Additionally, they want you to have an established company.
These are companies such as Walmart and Dell, and also Home Depot, BP, and Racetrac. These are frequently MasterCard credit cards. If you have 14 trade accounts reporting, then these are feasible.
Know what is happening with your credit. Make sure it is being reported and fix any errors ASAP. Get in the practice of taking a look at credit reports and digging into the specifics, and not just the scores.
We can help you monitor business credit at Experian and D&B for only $24/month. See: www.creditsuite.com/monitoring.
At Equifax, monitor your account at: www.equifax.com/business/business-credit-monitor-small-business. Equifax costs about $19.99.
Update the details if there are inaccuracies or the info is incomplete. At D&B, go here: https://iupdate.dnb.com/iUpdate/viewiUpdateHome.htm. For Experian, go here: www.experian.com/small-business/business-credit-information.jsp . So for Equifax, go here: www.equifax.com/business/small-business.
So, what’s all this monitoring for? It’s to challenge any errors in your records. Mistakes in your credit report(s) can be taken care of. But the CRAs typically want you to dispute in a particular way.
Get your small business’s PAYDEX report at: www.dnb.com/about-us/our-data.html. Get your company’s Experian report at: www.businesscreditfacts.com/pdp.aspx?pg=SearchForm. And get your Equifax business credit report at: www.equifax.com/business/credit-information.

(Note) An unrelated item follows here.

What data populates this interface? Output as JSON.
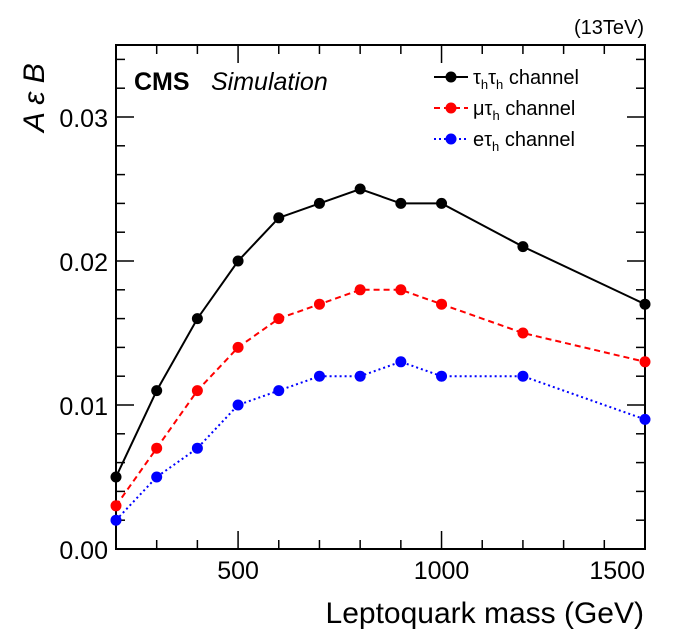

Disputing credit report mistakes usually means you mail a paper letter with copies of any evidence of payment with it. These are documents like receipts and cancelled checks. Never send the original copies. Always mail copies and keep the original copies.
Fixing credit report inaccuracies also means you specifically itemize any charges you dispute. Make your dispute letter as clear as possible. Be specific about the issues with your report. Use certified mail so that you will have proof that you sent in your dispute.
Dispute your or your business’s Equifax report by following the directions here: www.equifax.com/small-business-faqs/#Dispute-FAQs.
Dispute errors on your or your small business’s Experian report by following the instructions here: www.experian.com/small-business/business-credit-information.jsp.
And D&B only wants you to dispute via Customer Service. So the PAYDEX Customer Service telephone number is here: www.dandb.com/glossary/paydex.
Learn more here and get started toward growing business credit.
Always use credit responsibly! Don’t borrow more than what you can pay back. Keep track of balances and deadlines for repayments. Paying punctually and in full will do more to increase business credit scores than just about anything else.
Growing small business credit pays off. Excellent business credit scores help a business get loans. Your lending institution knows the company can pay its financial obligations. They recognize the small business is authentic.
The company’s EIN links to high scores and loan providers won’t feel the need to ask for a personal guarantee.
Experian and Equifax will start to build a file for your company once you’re in the D&B system – and you can’t be in the D&B system without a DUNS number.
So, what are you waiting for? Your business needs a DUNS number!